Cheapness is always relative. What feels like an ugly downdraft looks inconsequential in light of the market’s stubborn climb over the years. From March 9, 2009, through February 21, the S&P 500 had a price gain of 393 per cent. Against that, even an 11 per cent plunge hardly gets you to bargain-basement prices.
Of course, what really matters isn’t the price alone but the corporate profits and growth you get for your buck. It’s not clear yet if you can discern by looking at, say, price-to-earnings ratios whether stocks are really a better buy now. “As markets fall, we are also seeing earnings estimates fall and are not sure where they are going to settle,” says Katie Nixon, chief investment officer for the wealth management business at Northern Trust. “When you don’t know the ‘e’ in p-e, it’s hard to say whether the market is cheap.”
This process could take a while: Richard Bernstein, chief executive officer of Richard Bernstein Advisors, says Wall Street analysts have been slow to lower their profit estimates in response to the outbreak, because they typically wait for company guidance before making adjustments.
Investors with workplace retirement plans who actively buy into the dip may actually be double-dipping. Since employees have money deducted from their paycheques and automatically moved into their funds every month or so, buying into the market even when it drops is already baked into the plan for many people.
It does make sense to rebalance portfolios periodically, adjusting allocations when market moves push your mix of stocks and bonds far away from where you want it. But again, that readjustment often happens in portfolios without people having to do anything. Popular target-date mutual funds — all-in-one investments that split assets among stocks and bonds based on an investor’s age — are designed to rebalance assets over time. Many of the new online investment services known as robo-advisers offer a similar service.

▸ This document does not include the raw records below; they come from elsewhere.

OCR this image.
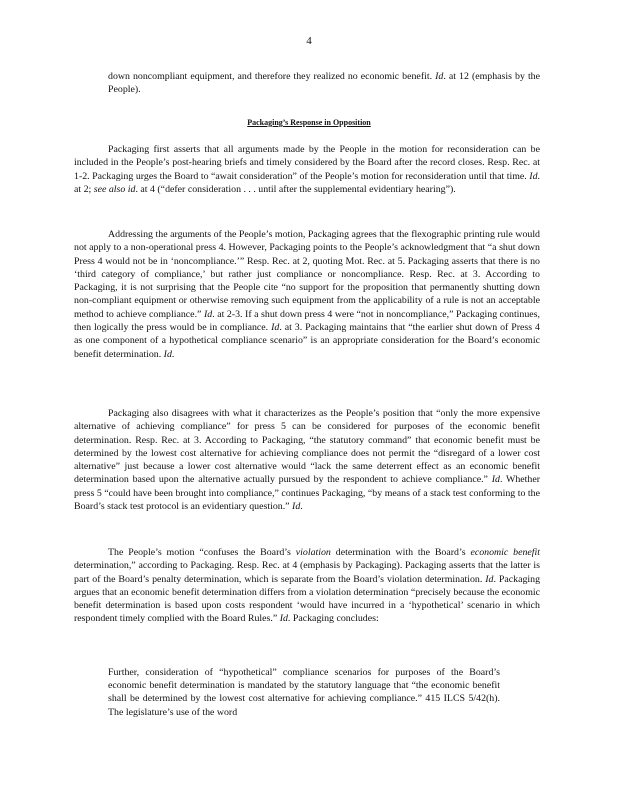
4

down noncompliant equipment, and therefore they realized no economic benefit. Id. at 12 (emphasis by the People).

Packaging’s Response in Opposition

Packaging first asserts that all arguments made by the People in the motion for reconsideration can be included in the People’s post-hearing briefs and timely considered by the Board after the record closes. Resp. Rec. at 1-2. Packaging urges the Board to “await consideration” of the People’s motion for reconsideration until that time. Id. at 2; see also id. at 4 (“defer consideration . . . until after the supplemental evidentiary hearing”).

Addressing the arguments of the People’s motion, Packaging agrees that the flexographic printing rule would not apply to a non-operational press 4. However, Packaging points to the People’s acknowledgment that “a shut down Press 4 would not be in ‘noncompliance.’” Resp. Rec. at 2, quoting Mot. Rec. at 5. Packaging asserts that there is no ‘third category of compliance,’ but rather just compliance or noncompliance. Resp. Rec. at 3. According to Packaging, it is not surprising that the People cite “no support for the proposition that permanently shutting down non-compliant equipment or otherwise removing such equipment from the applicability of a rule is not an acceptable method to achieve compliance.” Id. at 2-3. If a shut down press 4 were “not in noncompliance,” Packaging continues, then logically the press would be in compliance. Id. at 3. Packaging maintains that “the earlier shut down of Press 4 as one component of a hypothetical compliance scenario” is an appropriate consideration for the Board’s economic benefit determination. Id.

Packaging also disagrees with what it characterizes as the People’s position that “only the more expensive alternative of achieving compliance” for press 5 can be considered for purposes of the economic benefit determination. Resp. Rec. at 3. According to Packaging, “the statutory command” that economic benefit must be determined by the lowest cost alternative for achieving compliance does not permit the “disregard of a lower cost alternative” just because a lower cost alternative would “lack the same deterrent effect as an economic benefit determination based upon the alternative actually pursued by the respondent to achieve compliance.” Id. Whether press 5 “could have been brought into compliance,” continues Packaging, “by means of a stack test conforming to the Board’s stack test protocol is an evidentiary question.” Id.

The People’s motion “confuses the Board’s violation determination with the Board’s economic benefit determination,” according to Packaging. Resp. Rec. at 4 (emphasis by Packaging). Packaging asserts that the latter is part of the Board’s penalty determination, which is separate from the Board’s violation determination. Id. Packaging argues that an economic benefit determination differs from a violation determination “precisely because the economic benefit determination is based upon costs respondent ‘would have incurred in a ‘hypothetical’ scenario in which respondent timely complied with the Board Rules.” Id. Packaging concludes:

Further, consideration of “hypothetical” compliance scenarios for purposes of the Board’s economic benefit determination is mandated by the statutory language that “the economic benefit shall be determined by the lowest cost alternative for achieving compliance.” 415 ILCS 5/42(h). The legislature’s use of the word
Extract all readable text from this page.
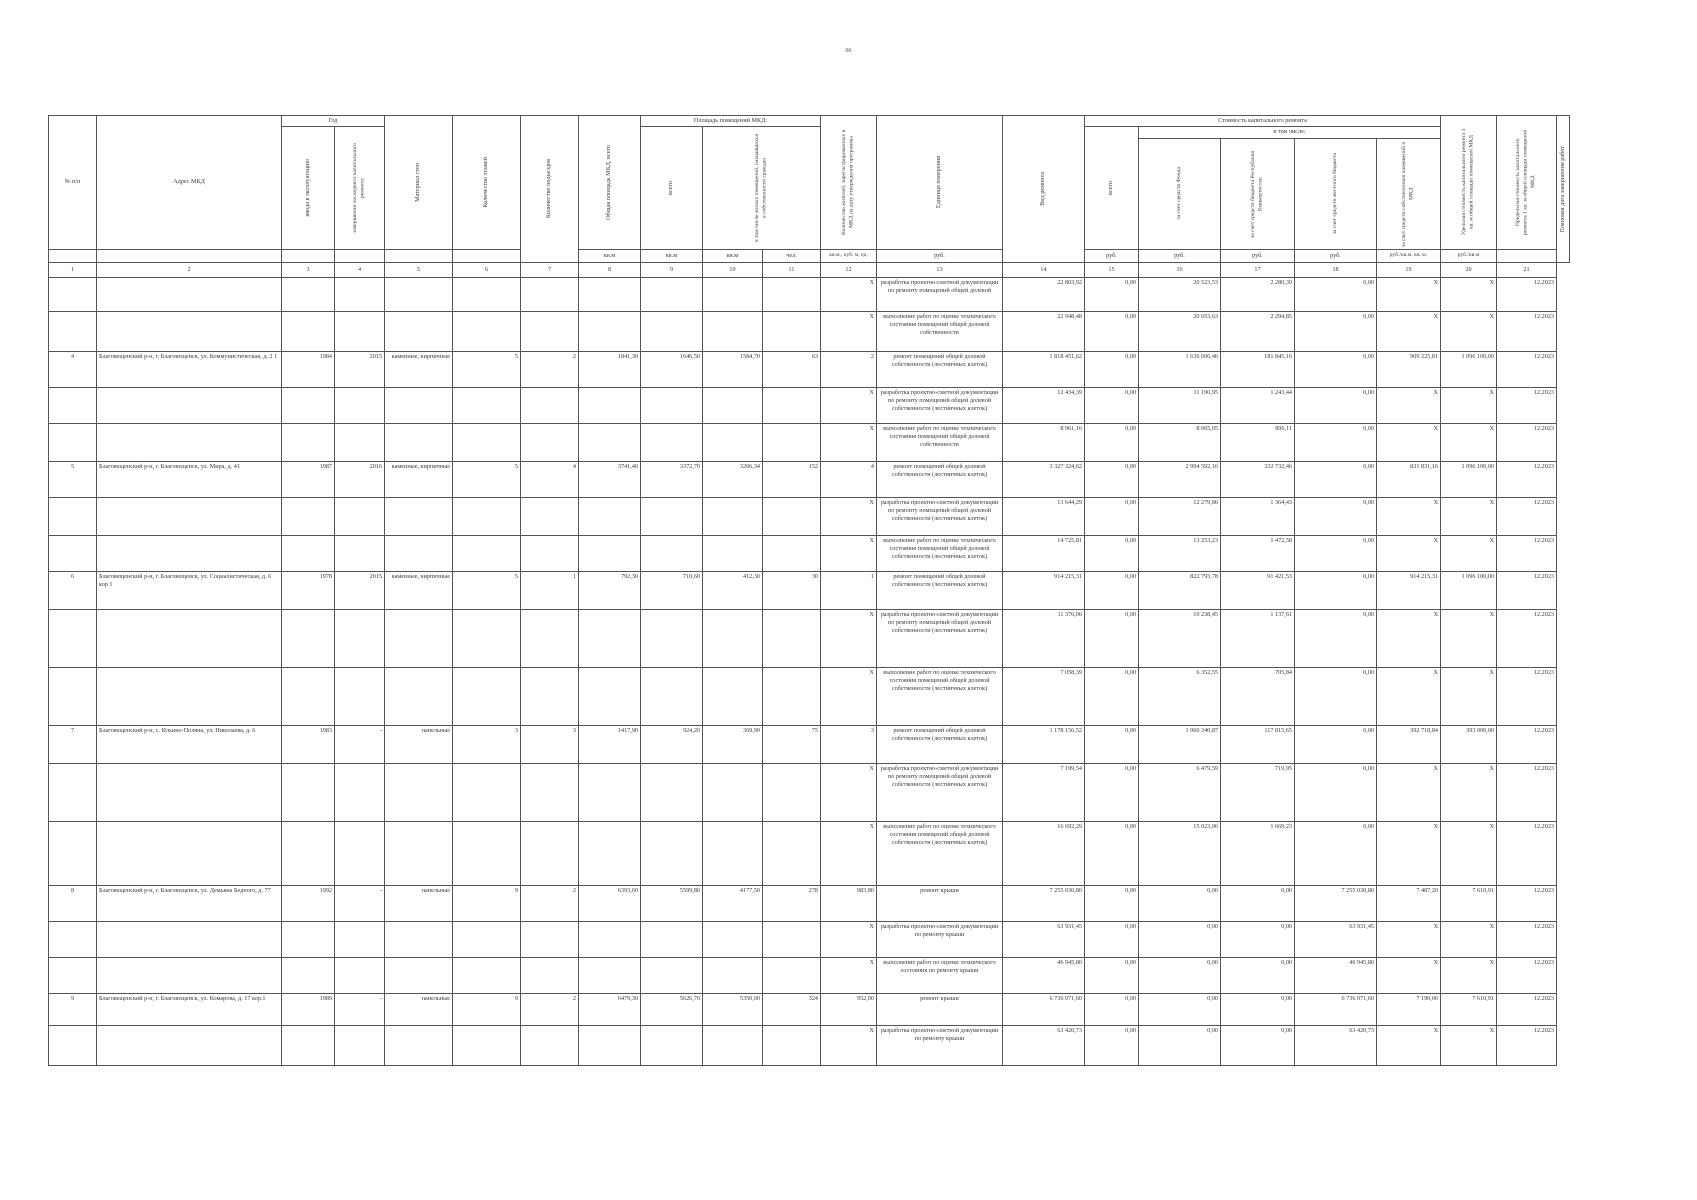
66
№ п/п	Адрес МКД	Год		Материал стен	Количество этажей	Количество подъездов	Общая площадь МКД, всего	Площадь помещений МКД:			Количество жителей, зарегистрированных в МКД на дату утверждения программы	Единица измерения	Вид ремонта	Стоимость капитального ремонта					Удельная стоимость капитального ремонта 1 кв. м общей площади помещений МКД	Предельная стоимость капитального ремонта 1 кв. м общей площади помещений МКД	Плановая дата завершения работ

		ввода в эксплуатацию	завершения последнего капитального ремонта					всего	в том числе жилых помещений, находящихся в собственности граждан					всего	в том числе:						

															за счет средств Фонда	за счет средств бюджета Республики Башкортостан	за счет средств местного бюджета	за счет средств собственников помещений в МКД			

							кв.м	кв.м	кв.м	чел.	кв.м., куб. м, ед.	руб.		руб.	руб.	руб.	руб.	руб./кв.м. кв. м.	руб./кв.м		
1	2	3	4	5	6	7	8	9	10	11	12	13	14	15	16	17	18	19	20	21	
											X	разработка проектно-сметной документации по ремонту помещений общей долевой	22 803,92	0,00	20 523,53	2 280,39	0,00	X	X	12.2023	
											X	выполнение работ по оценке технического состояния помещений общей долевой собственности	22 948,48	0,00	20 653,63	2 294,85	0,00	X	X	12.2023	
4	Благовещенский р-н, г. Благовещенск, ул. Коммунистическая, д. 2 1	1984	2015	каменные, кирпичные	5	2	1841,30	1646,50	1584,70	63	2	ремонт помещений общей долевой собственности (лестничных клеток)	1 818 451,62	0,00	1 636 606,46	181 845,16	0,00	909 225,81	1 096 100,00	12.2023	
											X	разработка проектно-сметной документации по ремонту помещений общей долевой собственности (лестничных клеток)	12 434,39	0,00	11 190,95	1 243,44	0,00	X	X	12.2023	
											X	выполнение работ по оценке технического состояния помещений общей долевой собственности	8 961,16	0,00	8 065,05	896,11	0,00	X	X	12.2023	
5	Благовещенский р-н, г. Благовещенск, ул. Мира, д. 41	1987	2016	каменные, кирпичные	5	4	3741,40	3372,70	3206,34	152	4	ремонт помещений общей долевой собственности (лестничных клеток)	3 327 324,62	0,00	2 994 592,16	332 732,46	0,00	831 831,16	1 096 100,00	12.2023	
											X	разработка проектно-сметной документации по ремонту помещений общей долевой собственности (лестничных клеток)	13 644,29	0,00	12 279,86	1 364,43	0,00	X	X	12.2023	
											X	выполнение работ по оценке технического состояния помещений общей долевой собственности (лестничных клеток)	14 725,81	0,00	13 253,23	1 472,58	0,00	X	X	12.2023	
6	Благовещенский р-н, г. Благовещенск, ул. Социалистическая, д. 6 кор 1	1978	2015	каменные, кирпичные	5	1	792,30	710,60	412,30	30	1	ремонт помещений общей долевой собственности (лестничных клеток)	914 215,31	0,00	822 793,78	91 421,53	0,00	914 215,31	1 096 100,00	12.2023	
											X	разработка проектно-сметной документации по ремонту помещений общей долевой собственности (лестничных клеток)	11 376,06	0,00	10 238,45	1 137,61	0,00	X	X	12.2023	
											X	выполнение работ по оценке технического состояния помещений общей долевой собственности (лестничных клеток)	7 058,39	0,00	6 352,55	705,84	0,00	X	X	12.2023	
7	Благовещенский р-н, с. Ильино-Поляна, ул. Николаева, д. 6	1983	-	панельные	3	3	1417,90	924,20	369,90	75	3	ремонт помещений общей долевой собственности (лестничных клеток)	1 178 156,52	0,00	1 060 340,87	117 815,65	0,00	392 718,84	393 000,00	12.2023	
											X	разработка проектно-сметной документации по ремонту помещений общей долевой собственности (лестничных клеток)	7 199,54	0,00	6 479,59	719,95	0,00	X	X	12.2023	
											X	выполнение работ по оценке технического состояния помещений общей долевой собственности (лестничных клеток)	16 692,29	0,00	15 023,06	1 669,23	0,00	X	X	12.2023	
8	Благовещенский р-н, г. Благовещенск, ул. Демьяна Бедного, д. 77	1992	-	панельные	9	2	6393,60	5599,80	4177,50	278	983,80	ремонт крыши	7 255 030,80	0,00	0,00	0,00	7 255 030,80	7 487,20	7 610,91	12.2023	
											X	разработка проектно-сметной документации по ремонту крыши	63 931,45	0,00	0,00	0,00	63 931,45	X	X	12.2023	
											X	выполнение работ по оценке технического состояния по ремонту крыши	46 945,80	0,00	0,00	0,00	46 945,80	X	X	12.2023	
9	Благовещенский р-н, г. Благовещенск, ул. Комарова, д. 17 кор.1	1989	-	панельные	9	2	6479,30	5626,70	5350,00	324	952,00	ремонт крыши	6 736 071,60	0,00	0,00	0,00	6 736 071,60	7 190,06	7 610,91	12.2023	
											X	разработка проектно-сметной документации по ремонту крыши	63 420,73	0,00	0,00	0,00	63 420,73	X	X	12.2023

One helpful thing investors can take away from the current volatility is a better reading on their own tolerance for risk — a gut check. If you didn’t before, now you know what an 11 per cent drop feels like. “Talking about risk is an academic exercise if it’s not happening to you,” says Paul Simons, president of private banking, wealth, and trust at Boston Private.
For younger investors, it may be difficult to know how much risk you can stomach if all you’ve known since you had significant money to invest is a bull market. “To clients that started working with me in 2010, I look like a genius because I don’t carry the baggage of the financial crisis,” says Darla Kashian, a financial adviser with RBC Wealth Management in Minneapolis.
Kashian says a good thing about the market chaos is that it opens a conversation with clients: “Do we still really believe what we believed before, and are we in consensus about goals and objectives?” Or, as she puts it more bluntly, “What are you really afraid of?”